Ants adjust their social interactions to accommodate changes in population density, according to researchers at Penn State and Georgetown University. The findings suggest that ant colonies are capable of maintaining their sophisticated social organization despite potentially drastic changes in their environments.

“Ants are among the most ecologically successful groups in nature due to their complex social organization, particularly their division of labor, including food acquisition,” said David Hughes, associate professor of entomology and biology. “The survival of ant colonies depends on their ability to maintain this organization. In our study, we saw remarkable resilience of ant colonies to changes in population density. This finding helps to explain ants’ evolutionary success.”

According to Hughes, changes in ant colony size and population density are natural occurrences. They can increase as the queen reproduces and the colony grows, and they can decrease when the colony decides to split into multiple nest sites.

“To minimize potentially adverse effects due to changes in density and to maintain social balance, ant colonies should try to actively manage the rates of their interactions,” said Hughes.” Until now, however, few studies have investigated these phenomena.”

The researchers manipulated the population densities of three colonies of carpenter ants by quadrupling the sizes of their nest spaces. They placed the colonies inside wooden camera boxes fitted with infrared lights so they could film the ants under natural dark nesting conditions. The ants were able to leave the nests at any time to enter foraging areas.

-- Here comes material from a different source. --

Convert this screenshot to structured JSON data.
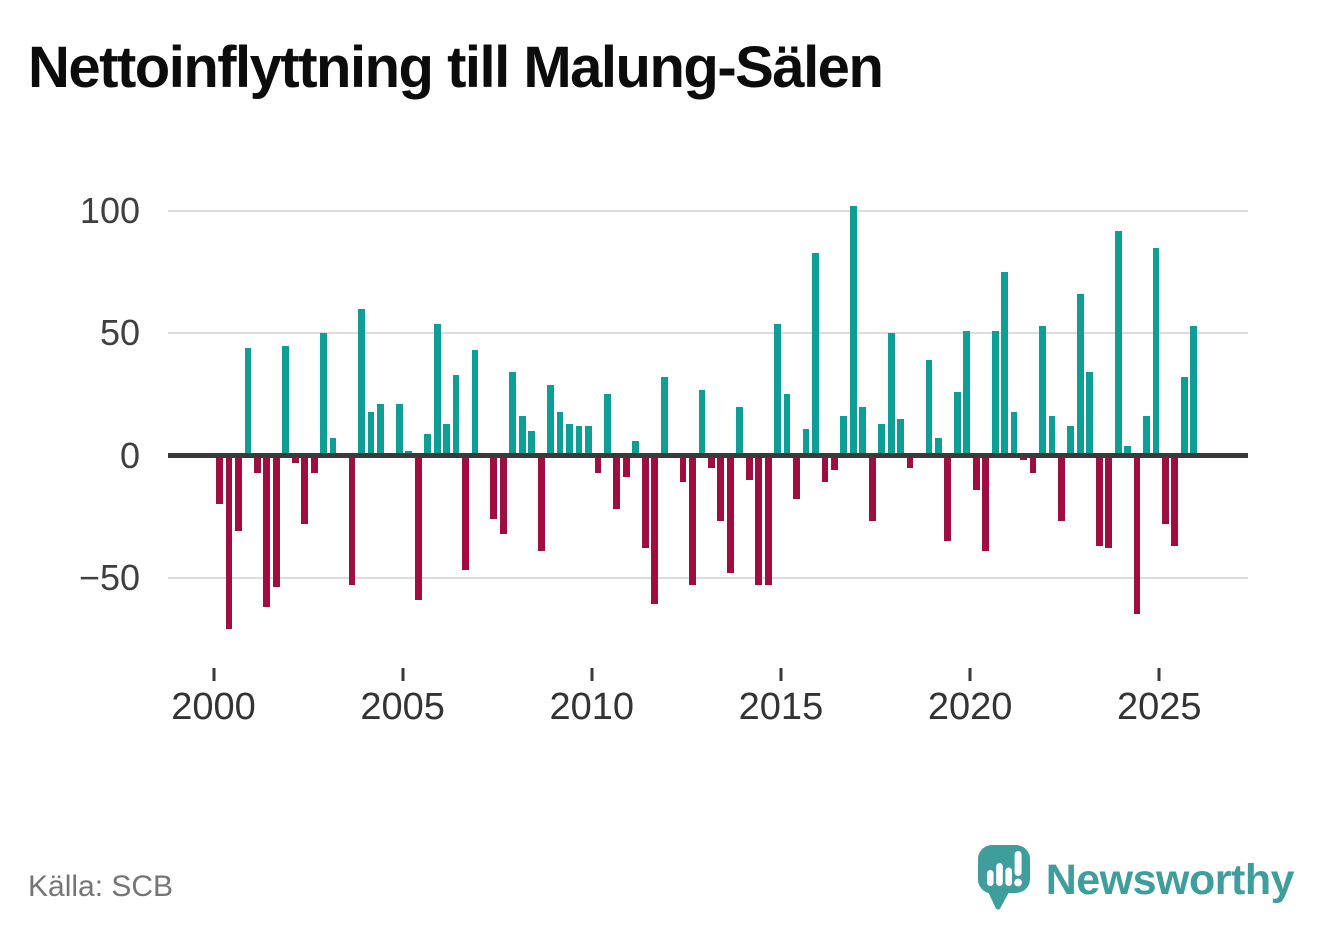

The team manually identified the position in the nest of each ant at every point in time – equivalent to more than 6.9 million data points – to investigate whether the increased nest space influenced the spatial organization of the insects. The researchers found that the ants’ positions relative to the others were similar regardless of the population density. When population density was lower, ants simply were separated farther in space from each other.